Dr. David Rees, who is the chairman of the British Medical Association, is credited with discovering the spiral tube in a patient in England’s South East, where he spent a decade as a surgeon.
“It was a very frustrating experience, to say the least,” Rees said in a telephone interview.
“You try to put the tube in the right position to allow it to work properly and it doesn’t work properly.”
In an era of sophisticated, complex, sophisticated medical tools, Rees realized that patients could get a bit confused about what was really happening.
So he decided to put together a video tutorial, and after that he began to look for ways to explain the process to people.
His solution is a set of spiral tubes that have a set size and are not attached to a regular bedside table.
He explains that if you put the tubes into the right spot, they will “work properly.”
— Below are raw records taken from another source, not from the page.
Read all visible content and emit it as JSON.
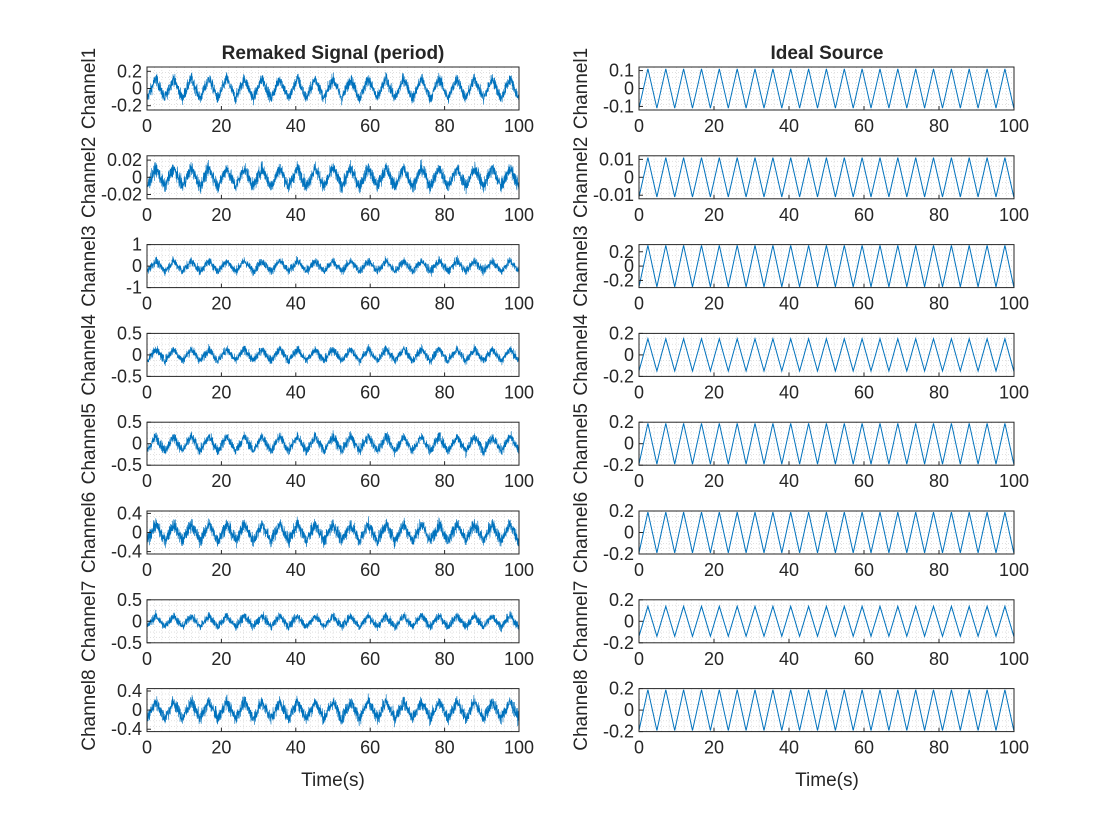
{
  "figure": {
    "left_title": "Remaked Signal (period)",
    "right_title": "Ideal Source",
    "xlabel": "Time(s)"
  },
  "chart_data": [
    {
      "type": "line",
      "panel": "left",
      "title": "Remaked Signal (period)",
      "ylabel": "Channel1",
      "xlim": [
        0,
        100
      ],
      "ylim": [
        -0.25,
        0.25
      ],
      "yticks": [
        -0.2,
        0,
        0.2
      ],
      "yticklabels": [
        "-0.2",
        "0",
        "0.2"
      ],
      "xticks": [
        0,
        20,
        40,
        60,
        80,
        100
      ],
      "grid": true,
      "series": [
        {
          "waveform": "noisy-triangle",
          "period": 4.76,
          "amplitude": 0.12,
          "noise": 0.07
        }
      ]
    },
    {
      "type": "line",
      "panel": "left",
      "ylabel": "Channel2",
      "xlim": [
        0,
        100
      ],
      "ylim": [
        -0.025,
        0.025
      ],
      "yticks": [
        -0.02,
        0,
        0.02
      ],
      "yticklabels": [
        "-0.02",
        "0",
        "0.02"
      ],
      "xticks": [
        0,
        20,
        40,
        60,
        80,
        100
      ],
      "grid": true,
      "series": [
        {
          "waveform": "noisy-triangle",
          "period": 4.76,
          "amplitude": 0.011,
          "noise": 0.008
        }
      ]
    },
    {
      "type": "line",
      "panel": "left",
      "ylabel": "Channel3",
      "xlim": [
        0,
        100
      ],
      "ylim": [
        -1,
        1
      ],
      "yticks": [
        -1,
        0,
        1
      ],
      "yticklabels": [
        "-1",
        "0",
        "1"
      ],
      "xticks": [
        0,
        20,
        40,
        60,
        80,
        100
      ],
      "grid": true,
      "series": [
        {
          "waveform": "noisy-triangle",
          "period": 4.76,
          "amplitude": 0.25,
          "noise": 0.2
        }
      ]
    },
    {
      "type": "line",
      "panel": "left",
      "ylabel": "Channel4",
      "xlim": [
        0,
        100
      ],
      "ylim": [
        -0.5,
        0.5
      ],
      "yticks": [
        -0.5,
        0,
        0.5
      ],
      "yticklabels": [
        "-0.5",
        "0",
        "0.5"
      ],
      "xticks": [
        0,
        20,
        40,
        60,
        80,
        100
      ],
      "grid": true,
      "series": [
        {
          "waveform": "noisy-triangle",
          "period": 4.76,
          "amplitude": 0.14,
          "noise": 0.1
        }
      ]
    },
    {
      "type": "line",
      "panel": "left",
      "ylabel": "Channel5",
      "xlim": [
        0,
        100
      ],
      "ylim": [
        -0.5,
        0.5
      ],
      "yticks": [
        -0.5,
        0,
        0.5
      ],
      "yticklabels": [
        "-0.5",
        "0",
        "0.5"
      ],
      "xticks": [
        0,
        20,
        40,
        60,
        80,
        100
      ],
      "grid": true,
      "series": [
        {
          "waveform": "noisy-triangle",
          "period": 4.76,
          "amplitude": 0.17,
          "noise": 0.12
        }
      ]
    },
    {
      "type": "line",
      "panel": "left",
      "ylabel": "Channel6",
      "xlim": [
        0,
        100
      ],
      "ylim": [
        -0.45,
        0.45
      ],
      "yticks": [
        -0.4,
        0,
        0.4
      ],
      "yticklabels": [
        "-0.4",
        "0",
        "0.4"
      ],
      "xticks": [
        0,
        20,
        40,
        60,
        80,
        100
      ],
      "grid": true,
      "series": [
        {
          "waveform": "noisy-triangle",
          "period": 4.76,
          "amplitude": 0.18,
          "noise": 0.14
        }
      ]
    },
    {
      "type": "line",
      "panel": "left",
      "ylabel": "Channel7",
      "xlim": [
        0,
        100
      ],
      "ylim": [
        -0.5,
        0.5
      ],
      "yticks": [
        -0.5,
        0,
        0.5
      ],
      "yticklabels": [
        "-0.5",
        "0",
        "0.5"
      ],
      "xticks": [
        0,
        20,
        40,
        60,
        80,
        100
      ],
      "grid": true,
      "series": [
        {
          "waveform": "noisy-triangle",
          "period": 4.76,
          "amplitude": 0.13,
          "noise": 0.1
        }
      ]
    },
    {
      "type": "line",
      "panel": "left",
      "ylabel": "Channel8",
      "xlim": [
        0,
        100
      ],
      "ylim": [
        -0.45,
        0.45
      ],
      "yticks": [
        -0.4,
        0,
        0.4
      ],
      "yticklabels": [
        "-0.4",
        "0",
        "0.4"
      ],
      "xlabel": "Time(s)",
      "xticks": [
        0,
        20,
        40,
        60,
        80,
        100
      ],
      "grid": true,
      "series": [
        {
          "waveform": "noisy-triangle",
          "period": 4.76,
          "amplitude": 0.18,
          "noise": 0.14
        }
      ]
    },
    {
      "type": "line",
      "panel": "right",
      "title": "Ideal Source",
      "ylabel": "Channel1",
      "xlim": [
        0,
        100
      ],
      "ylim": [
        -0.12,
        0.12
      ],
      "yticks": [
        -0.1,
        0,
        0.1
      ],
      "yticklabels": [
        "-0.1",
        "0",
        "0.1"
      ],
      "xticks": [
        0,
        20,
        40,
        60,
        80,
        100
      ],
      "grid": true,
      "series": [
        {
          "waveform": "triangle",
          "period": 4.76,
          "amplitude": 0.11
        }
      ]
    },
    {
      "type": "line",
      "panel": "right",
      "ylabel": "Channel2",
      "xlim": [
        0,
        100
      ],
      "ylim": [
        -0.012,
        0.012
      ],
      "yticks": [
        -0.01,
        0,
        0.01
      ],
      "yticklabels": [
        "-0.01",
        "0",
        "0.01"
      ],
      "xticks": [
        0,
        20,
        40,
        60,
        80,
        100
      ],
      "grid": true,
      "series": [
        {
          "waveform": "triangle",
          "period": 4.76,
          "amplitude": 0.011
        }
      ]
    },
    {
      "type": "line",
      "panel": "right",
      "ylabel": "Channel3",
      "xlim": [
        0,
        100
      ],
      "ylim": [
        -0.3,
        0.3
      ],
      "yticks": [
        -0.2,
        0,
        0.2
      ],
      "yticklabels": [
        "-0.2",
        "0",
        "0.2"
      ],
      "xticks": [
        0,
        20,
        40,
        60,
        80,
        100
      ],
      "grid": true,
      "series": [
        {
          "waveform": "triangle",
          "period": 4.76,
          "amplitude": 0.29
        }
      ]
    },
    {
      "type": "line",
      "panel": "right",
      "ylabel": "Channel4",
      "xlim": [
        0,
        100
      ],
      "ylim": [
        -0.2,
        0.2
      ],
      "yticks": [
        -0.2,
        0,
        0.2
      ],
      "yticklabels": [
        "-0.2",
        "0",
        "0.2"
      ],
      "xticks": [
        0,
        20,
        40,
        60,
        80,
        100
      ],
      "grid": true,
      "series": [
        {
          "waveform": "triangle",
          "period": 4.76,
          "amplitude": 0.15
        }
      ]
    },
    {
      "type": "line",
      "panel": "right",
      "ylabel": "Channel5",
      "xlim": [
        0,
        100
      ],
      "ylim": [
        -0.2,
        0.2
      ],
      "yticks": [
        -0.2,
        0,
        0.2
      ],
      "yticklabels": [
        "-0.2",
        "0",
        "0.2"
      ],
      "xticks": [
        0,
        20,
        40,
        60,
        80,
        100
      ],
      "grid": true,
      "series": [
        {
          "waveform": "triangle",
          "period": 4.76,
          "amplitude": 0.19
        }
      ]
    },
    {
      "type": "line",
      "panel": "right",
      "ylabel": "Channel6",
      "xlim": [
        0,
        100
      ],
      "ylim": [
        -0.2,
        0.2
      ],
      "yticks": [
        -0.2,
        0,
        0.2
      ],
      "yticklabels": [
        "-0.2",
        "0",
        "0.2"
      ],
      "xticks": [
        0,
        20,
        40,
        60,
        80,
        100
      ],
      "grid": true,
      "series": [
        {
          "waveform": "triangle",
          "period": 4.76,
          "amplitude": 0.19
        }
      ]
    },
    {
      "type": "line",
      "panel": "right",
      "ylabel": "Channel7",
      "xlim": [
        0,
        100
      ],
      "ylim": [
        -0.2,
        0.2
      ],
      "yticks": [
        -0.2,
        0,
        0.2
      ],
      "yticklabels": [
        "-0.2",
        "0",
        "0.2"
      ],
      "xticks": [
        0,
        20,
        40,
        60,
        80,
        100
      ],
      "grid": true,
      "series": [
        {
          "waveform": "triangle",
          "period": 4.76,
          "amplitude": 0.14
        }
      ]
    },
    {
      "type": "line",
      "panel": "right",
      "ylabel": "Channel8",
      "xlim": [
        0,
        100
      ],
      "ylim": [
        -0.2,
        0.2
      ],
      "yticks": [
        -0.2,
        0,
        0.2
      ],
      "yticklabels": [
        "-0.2",
        "0",
        "0.2"
      ],
      "xlabel": "Time(s)",
      "xticks": [
        0,
        20,
        40,
        60,
        80,
        100
      ],
      "grid": true,
      "series": [
        {
          "waveform": "triangle",
          "period": 4.76,
          "amplitude": 0.19
        }
      ]
    }
  ],
  "colors": {
    "line": "#0072bd",
    "axis": "#262626",
    "grid": "#c0c0c0",
    "background": "#ffffff"
  }
}
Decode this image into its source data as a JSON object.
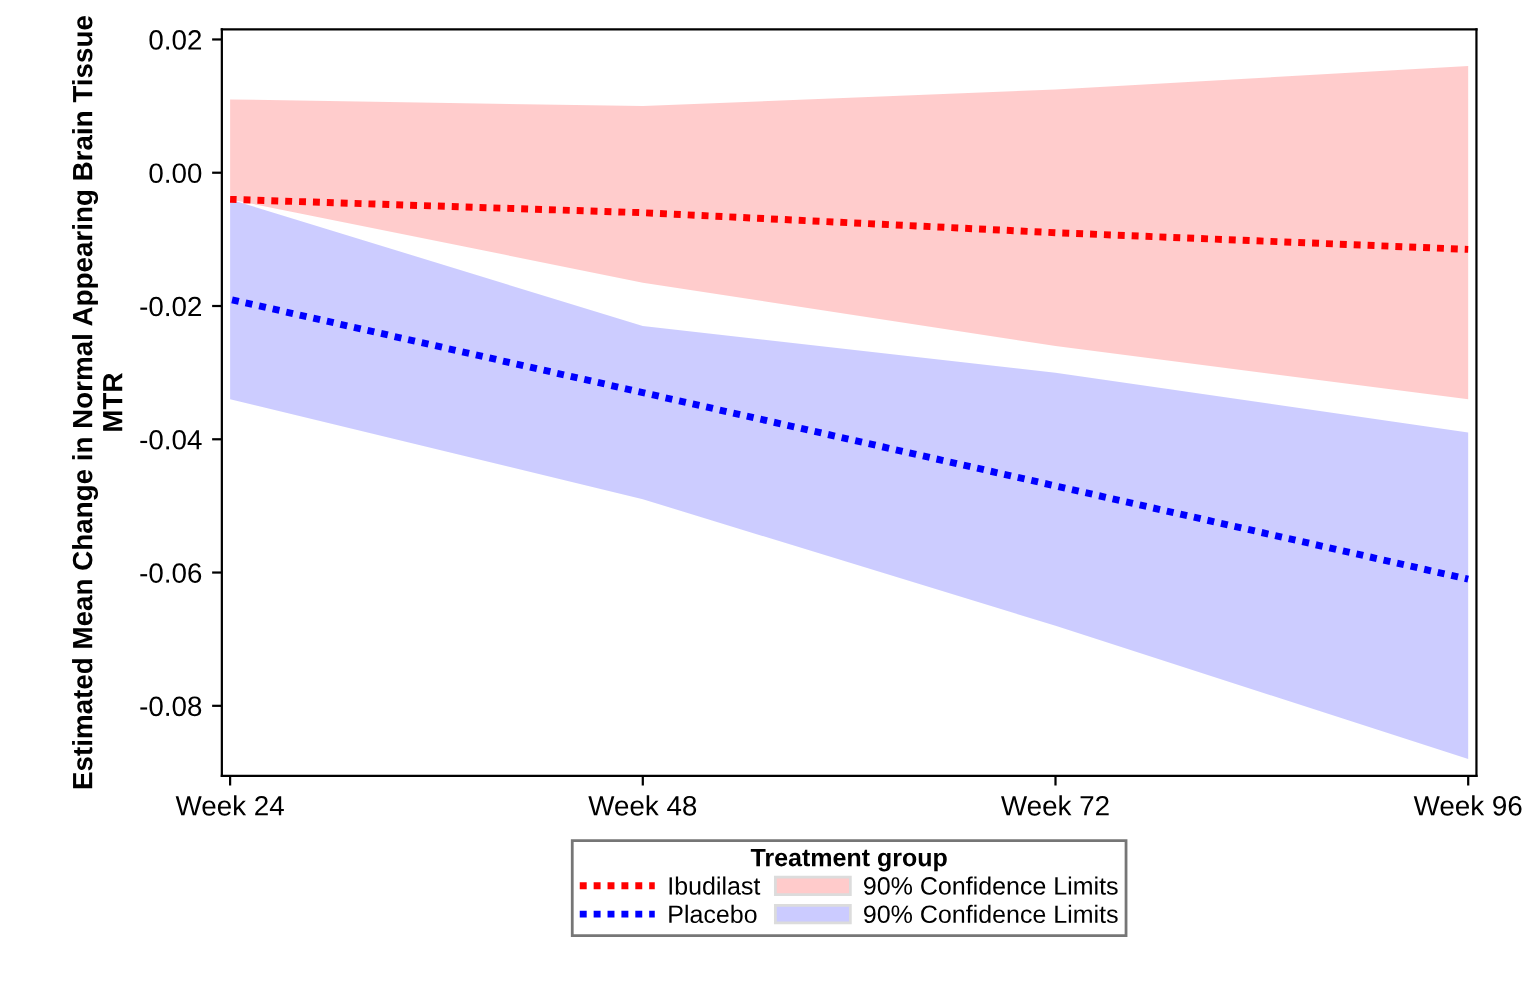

The problem with spiral tubes is that the tube can become jammed or stuck, so the doctor inserts a small ball of tape to seal it.
Rees found that a similar problem can be found in other situations, like in a heart valve.
The tape holds the tube securely.
Reys also explains that the tape is also good for removing the tube.
Rees said the tube problem he found in the South East could be fixed if the tape was replaced with a small rubber ball, similar to the ones that come on surgical gloves.